The certification of 3D resins as being medical devices can cause Health & Safety concerns since affixing CE marking (and certifications) to non-conforming products, such as 3D resins used for making medical devices is considered as "placing on the market unsafe non-conforming products or products to which the CE marking has been affixed falsely or in a misleading manner". For more info read: CE marking.
Chemicals, the ingredients or raw materials of 3D resins, are continuously analysed and reclasiffied from their safety properties. Updates of risk and hazard evaluations and findings evidence that often previously classified "safe" chemicals, may cause new discovered risks and hazards to humans and to the environment.
3Dresyns aims to replace any new reclassified "unsafe" chemicals with safer alternatives. Unfortunately, existing medical certifications are not covered by these updates since updates of chemical classification regulations are not linked to medical certifications, compromising the safety to humans and to the environment. In practice, certified resins as being medical devices, cannot be chemically modified, nor updated with safer raw materials.
This is becoming a health and safety issue since certifications, due to the high cost involved in getting them, cannot ensure that the safest raw materials are always used, nor consider the need for adapting formulations with safer chemicals, or for replacing nasty reclassified chemicals with less dangerous chemicals to humans and to the environment.
There is a large number of "certified" resins and devices which have become outdated, since they were placed on the market years ago, which have not been updated with new findings on the risks and hazards that they pose to human health and the environment.
There is a need to revise and update the risk and hazard classification of certified resins and devices, in coordination with the reclassification of their raw materials to protect humans and the environment.
Since reclassification of the risks and hazards of chemicals is a continuous ongoing international task, fixed outdated resin and medical certifications can cause more problems than benefits for humans and to the environment.

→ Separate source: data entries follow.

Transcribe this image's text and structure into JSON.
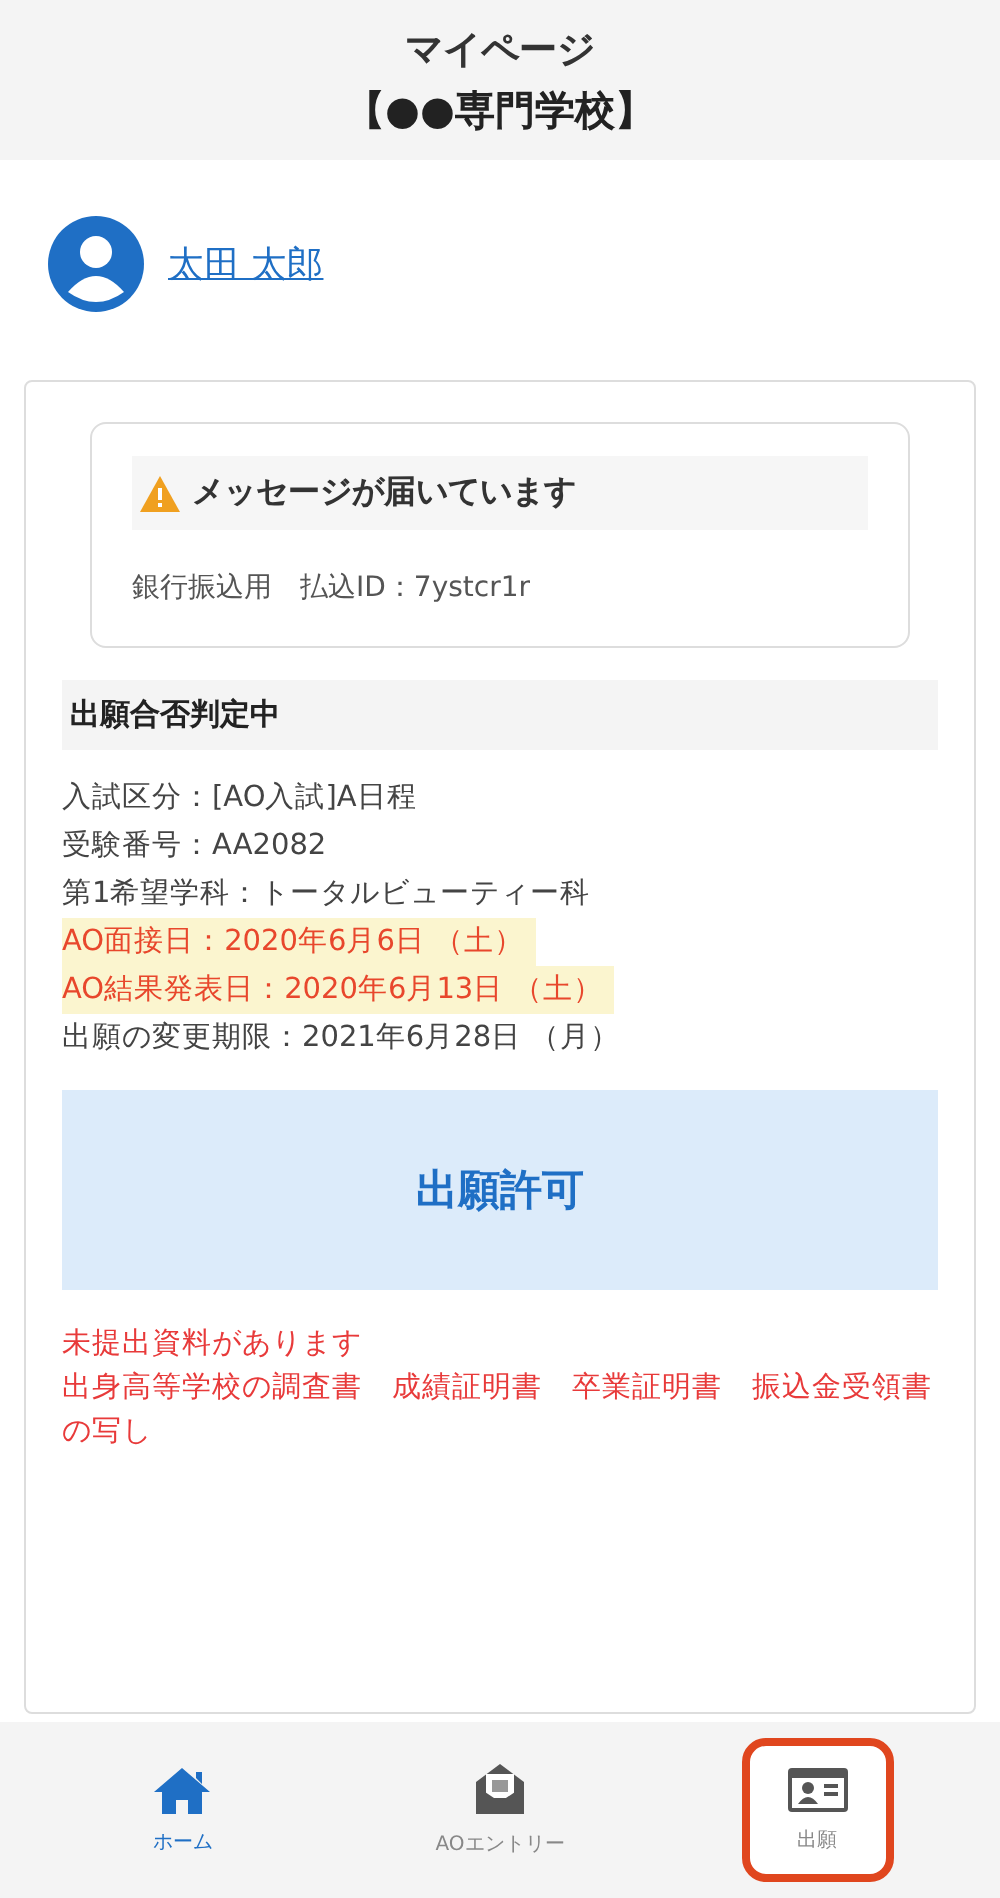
{
  "header": {
    "title": "マイページ",
    "subtitle": "【●●専門学校】"
  },
  "user": {
    "name": "太田 太郎"
  },
  "message_card": {
    "title": "メッセージが届いています",
    "body": "銀行振込用　払込ID：7ystcr1r"
  },
  "status": {
    "heading": "出願合否判定中",
    "details": [
      {
        "text": "入試区分：[AO入試]A日程",
        "highlight": false
      },
      {
        "text": "受験番号：AA2082",
        "highlight": false
      },
      {
        "text": "第1希望学科：トータルビューティー科",
        "highlight": false
      },
      {
        "text": "AO面接日：2020年6月6日 （土）",
        "highlight": true
      },
      {
        "text": "AO結果発表日：2020年6月13日 （土）",
        "highlight": true
      },
      {
        "text": "出願の変更期限：2021年6月28日 （月）",
        "highlight": false
      }
    ],
    "result": "出願許可",
    "notice_title": "未提出資料があります",
    "notice_body": "出身高等学校の調査書　成績証明書　卒業証明書　振込金受領書の写し"
  },
  "bottom_nav": [
    {
      "label": "ホーム",
      "kind": "home",
      "selected": true,
      "highlighted": false
    },
    {
      "label": "AOエントリー",
      "kind": "entry",
      "selected": false,
      "highlighted": false
    },
    {
      "label": "出願",
      "kind": "application",
      "selected": false,
      "highlighted": true
    }
  ]
}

3Dresyns is continuously revising the risks and hazards of their raw materials and making new improved versions of their products with the safest ingredients to ensure maximum safety without compromising technical performance.
Reclassification of chemicals with increased toxicity is taken into account as a top priority in our research, which is focused in developing safer versions of our products to minimize their risks and hazards.
There are few examples in the 3D printing industry, where reclassification of some specific chemicals have considered them dangerous to humans, such in this example with hazard statement H361: suspected of damaging fertility or the unborn child. This specific chemical years ago was not suspected of damaging fertility or the unborn child, but later scientific evidence concluded that it is suspected of damaging fertility or the unborn child. Unfortunately, the different international regulations for biomedical certifications have not taken into account, nor synchronised, chemical classifications with biomedical certifications. Nowadays, unfortunately few certified resins and medical devices still use this type and similar unsafe chemicals.
3D resins are raw materials, not certified medical devices. Certification of 3D resins as being medical devices, besides misleading may cause potential health and safety concerns, since certified products cannot be updated when reclassification of their constituents considers them dangerous to humans and to environment.
The existing biomedical regulations are missing coordination with the international agencies responsible for classification of chemicals, such as REACH (EC 1907/2006), for ensuring maximum safety of biomedical devices and their update with safer constituents when reclassification confirms their increased toxicity.
Medical device manufacturers which spent high economical resources for certifying their products, have their compositions and production processes blocked, unless they pay again for the certification costs.
Similarly, 3D resin suppliers which misleadingly certified their resins as medical devices, have also "blocked" their compositions, without any possibility to adapt them to new reclassification updates related to increased toxicity of their raw materials. Unfortunately, due to the high costs involved, often obsolete unsafe certified resins extend their life cycle to amortice their certification costs, compromising safety, besides being a misleading marketing practice as clearly highlighted in the EU regulation on product requirements and market surveillance where indicates that it is forbidden to affix the CE marking (including certification) to products for which EU specifications do not exist or do not require the affixing of CE marking (or certification): "placing on the market unsafe non-conforming products to which the CE marking has been affixed falsely or in a misleading manner.”